La ministre déléguée aux Affaires francophones, Caroline Mulroney, fait preuve d’une belle solidarité ministérielle ces jours-ci.

Caroline Mulroney : alliée ou ennemie ?

CHRONIQUE / Dans quelle équipe Caroline Mulroney joue-t-elle au juste ?

Les Franco-Ontariens doivent sérieusement se demander dans quel camp la ministre déléguée aux Affaires francophones se range ces jours-ci. Est-elle une alliée ou une adversaire de la francophonie ?

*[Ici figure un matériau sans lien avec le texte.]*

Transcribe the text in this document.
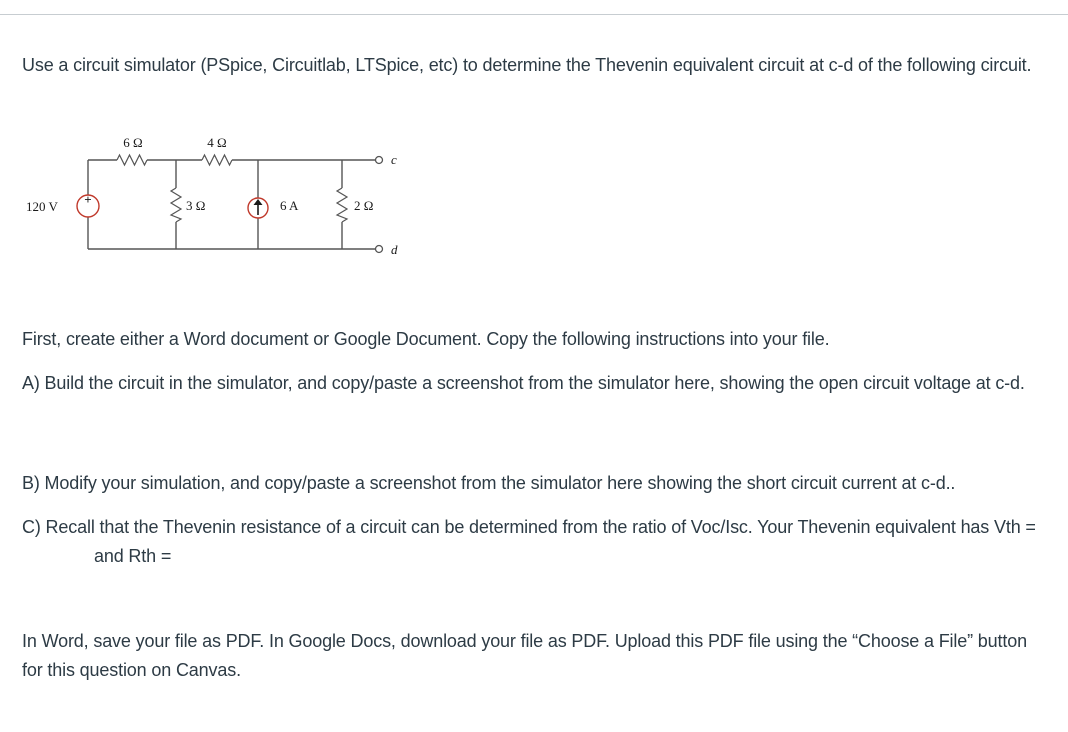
Use a circuit simulator (PSpice, Circuitlab, LTSpice, etc) to determine the Thevenin equivalent circuit at c-d of the following circuit.

+
120 V
6 Ω	4 Ω
3 Ω	6 A	2 Ω
c
d

First, create either a Word document or Google Document. Copy the following instructions into your file.

A) Build the circuit in the simulator, and copy/paste a screenshot from the simulator here, showing the open circuit voltage at c-d.

B) Modify your simulation, and copy/paste a screenshot from the simulator here showing the short circuit current at c-d..

C) Recall that the Thevenin resistance of a circuit can be determined from the ratio of Voc/Isc. Your Thevenin equivalent has Vth =and Rth =

In Word, save your file as PDF. In Google Docs, download your file as PDF. Upload this PDF file using the “Choose a File” button for this question on Canvas.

En public, Mme Mulroney fait preuve d’une solidarité ministérielle irréprochable depuis ce qu’on a appelé le « jeudi noir » de la francophonie ontarienne. Elle a repris à son compte la rhétorique du gouvernement de Doug Ford qui juge nécessaire d’abolir le Commissariat aux services en français sous sa forme actuelle, de même que le projet d’université francophone. Tout cela sous prétexte de juguler un déficit structurel de 15 milliards hérité des libéraux.

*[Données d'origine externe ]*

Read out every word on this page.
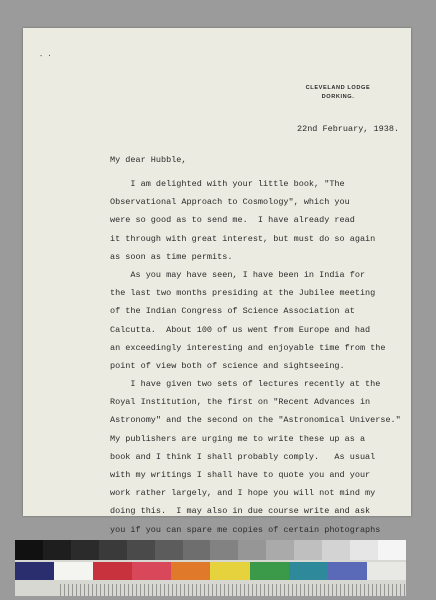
- ·
CLEVELAND LODGE
DORKING.
22nd February, 1938.
My dear Hubble,
I am delighted with your little book, "The
Observational Approach to Cosmology", which you
were so good as to send me.  I have already read
it through with great interest, but must do so again
as soon as time permits.
As you may have seen, I have been in India for
the last two months presiding at the Jubilee meeting
of the Indian Congress of Science Association at
Calcutta.  About 100 of us went from Europe and had
an exceedingly interesting and enjoyable time from the
point of view both of science and sightseeing.
I have given two sets of lectures recently at the
Royal Institution, the first on "Recent Advances in
Astronomy" and the second on the "Astronomical Universe."
My publishers are urging me to write these up as a
book and I think I shall probably comply.   As usual
with my writings I shall have to quote you and your
work rather largely, and I hope you will not mind my
doing this.  I may also in due course write and ask
you if you can spare me copies of certain photographs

La ministre Mulroney fait preuve d’une belle solidarité ministérielle et cela n’a rien d’étonnant dans un système politique comme le nôtre, où la loyauté au chef et au parti a préséance sur toute autre considération. La question est de savoir quel rôle la ministre a joué en coulisses, dans les jours qui ont précédé la divulgation de l’énoncé budgétaire de jeudi dernier.

Entre les branches, on entend que Mme Mulroney a été avisée à la dernière minute des coupures que le gouvernement de Doug Ford comptait effectuer dans les services en français de l’Ontario. Comment a-t-elle réagi en privé ? A-t-elle défendu bec et ongles les intérêts des Franco-Ontariens avant de se rallier, par solidarité ministérielle, au discours officiel du gouvernement Ford ?

Cette question, les leaders de la francophonie ontarienne ont dû se la poser le week-end dernier, alors qu’ils se réunissaient pour organiser la « résistance » face à la pire menace à guetter leur communauté depuis la fin des années 1990.

De prime abord, c’est difficile de croire que Mme Mulroney a cautionné sans rien dire les coupes dans la francophonie. Parce qu’elle a décidément l’air un peu folle dans cette histoire.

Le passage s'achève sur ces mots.